The period from 1839 until when the first parliament was established in 1876 is called the “Tanzimât Era”, which covers the entire period of the reigns of Sultans Abdülmecid and Abdülaziz.
In order to honor his father, Sultan Abdülmecid built in 1840 a completely new mausoleum (türbe) complex, the Mausoleum of Mahmud II. In later years, his brother Sultan Abdülaziz and his son Sultan Abdülhamid II were also buried in the mausoleum in 1876 and 1918, respectively. The octagonal mausoleum marble exterior is located in the Çemberlitaş neighborhood of Eminönü District in Istanbul. The interior design and decoration of the mausoleum resembles a palace.
Mahmud II is remembered as one of the most reformist sultans in Ottoman history.

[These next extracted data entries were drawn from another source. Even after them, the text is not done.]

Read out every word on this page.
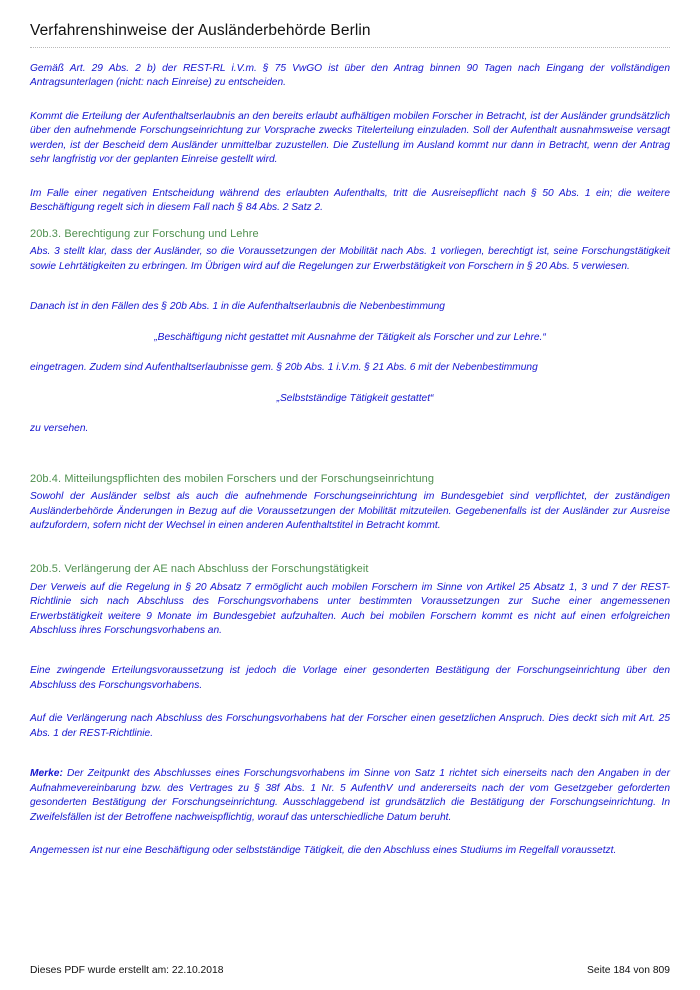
Verfahrenshinweise der Ausländerbehörde Berlin

Gemäß Art. 29 Abs. 2 b) der REST-RL i.V.m. § 75 VwGO ist über den Antrag binnen 90 Tagen nach Eingang der vollständigen Antragsunterlagen (nicht: nach Einreise) zu entscheiden.

Kommt die Erteilung der Aufenthaltserlaubnis an den bereits erlaubt aufhältigen mobilen Forscher in Betracht, ist der Ausländer grundsätzlich über den aufnehmende Forschungseinrichtung zur Vorsprache zwecks Titelerteilung einzuladen. Soll der Aufenthalt ausnahmsweise versagt werden, ist der Bescheid dem Ausländer unmittelbar zuzustellen. Die Zustellung im Ausland kommt nur dann in Betracht, wenn der Antrag sehr langfristig vor der geplanten Einreise gestellt wird.

Im Falle einer negativen Entscheidung während des erlaubten Aufenthalts, tritt die Ausreisepflicht nach § 50 Abs. 1 ein; die weitere Beschäftigung regelt sich in diesem Fall nach § 84 Abs. 2 Satz 2.

20b.3. Berechtigung zur Forschung und Lehre

Abs. 3 stellt klar, dass der Ausländer, so die Voraussetzungen der Mobilität nach Abs. 1 vorliegen, berechtigt ist, seine Forschungstätigkeit sowie Lehrtätigkeiten zu erbringen. Im Übrigen wird auf die Regelungen zur Erwerbstätigkeit von Forschern in § 20 Abs. 5 verwiesen.

Danach ist in den Fällen des § 20b Abs. 1 in die Aufenthaltserlaubnis die Nebenbestimmung

„Beschäftigung nicht gestattet mit Ausnahme der Tätigkeit als Forscher und zur Lehre.“

eingetragen. Zudem sind Aufenthaltserlaubnisse gem. § 20b Abs. 1 i.V.m. § 21 Abs. 6 mit der Nebenbestimmung

„Selbstständige Tätigkeit gestattet“

zu versehen.

20b.4. Mitteilungspflichten des mobilen Forschers und der Forschungseinrichtung

Sowohl der Ausländer selbst als auch die aufnehmende Forschungseinrichtung im Bundesgebiet sind verpflichtet, der zuständigen Ausländerbehörde Änderungen in Bezug auf die Voraussetzungen der Mobilität mitzuteilen. Gegebenenfalls ist der Ausländer zur Ausreise aufzufordern, sofern nicht der Wechsel in einen anderen Aufenthaltstitel in Betracht kommt.

20b.5. Verlängerung der AE nach Abschluss der Forschungstätigkeit

Der Verweis auf die Regelung in § 20 Absatz 7 ermöglicht auch mobilen Forschern im Sinne von Artikel 25 Absatz 1, 3 und 7 der REST-Richtlinie sich nach Abschluss des Forschungsvorhabens unter bestimmten Voraussetzungen zur Suche einer angemessenen Erwerbstätigkeit weitere 9 Monate im Bundesgebiet aufzuhalten. Auch bei mobilen Forschern kommt es nicht auf einen erfolgreichen Abschluss ihres Forschungsvorhabens an.

Eine zwingende Erteilungsvoraussetzung ist jedoch die Vorlage einer gesonderten Bestätigung der Forschungseinrichtung über den Abschluss des Forschungsvorhabens.

Auf die Verlängerung nach Abschluss des Forschungsvorhabens hat der Forscher einen gesetzlichen Anspruch. Dies deckt sich mit Art. 25 Abs. 1 der REST-Richtlinie.

Merke: Der Zeitpunkt des Abschlusses eines Forschungsvorhabens im Sinne von Satz 1 richtet sich einerseits nach den Angaben in der Aufnahmevereinbarung bzw. des Vertrages zu § 38f Abs. 1 Nr. 5 AufenthV und andererseits nach der vom Gesetzgeber geforderten gesonderten Bestätigung der Forschungseinrichtung. Ausschlaggebend ist grundsätzlich die Bestätigung der Forschungseinrichtung. In Zweifelsfällen ist der Betroffene nachweispflichtig, worauf das unterschiedliche Datum beruht.

Angemessen ist nur eine Beschäftigung oder selbstständige Tätigkeit, die den Abschluss eines Studiums im Regelfall voraussetzt.

Dieses PDF wurde erstellt am: 22.10.2018	Seite 184 von 809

(2) When Abdülmecid became the new sultan, Donizetti composed the “Mecidiye Marşı”. Likewise, Ottoman-Italian Callisto Guatelli (1820-1899) composed the “Aziziye Marşı” for Abdülaziz in 1861. Ahmed Necib Paşa (1812-1883) composed the“Hamidiye Marşı” for Sultan Abdülhamid II. These marches were used as anthems during the reigns of those sultans (X1). The National anthem in modern Turkey was adopted in 1921. It was written by Mehmet Akif and composed by Zeki Üngör.
Ali Şükrü Çoruk, (2011), “II. Mahmud ve bir iktidar sembolü olarak resim”, MOSTAR, Ock, 2011, Sayi: 71.
Fatih Demirel, (2012), Tarih İncelemeleri Dergisi, Cilt/Volume XXVII, Sayı/Number 2 Aralık/December 2012, 339-358
Harun Korkmaz, (2011), “Sultan Abdülmecid döneminde Osmanlı müzik hayatı”, MOSTAR, Ekim, 2011, Sayi: 80.
Mehmet Ali Yildirim, (2010), “TANZIMAT DÖNEMINDE MESLEK OKULLARI”, Ankara University.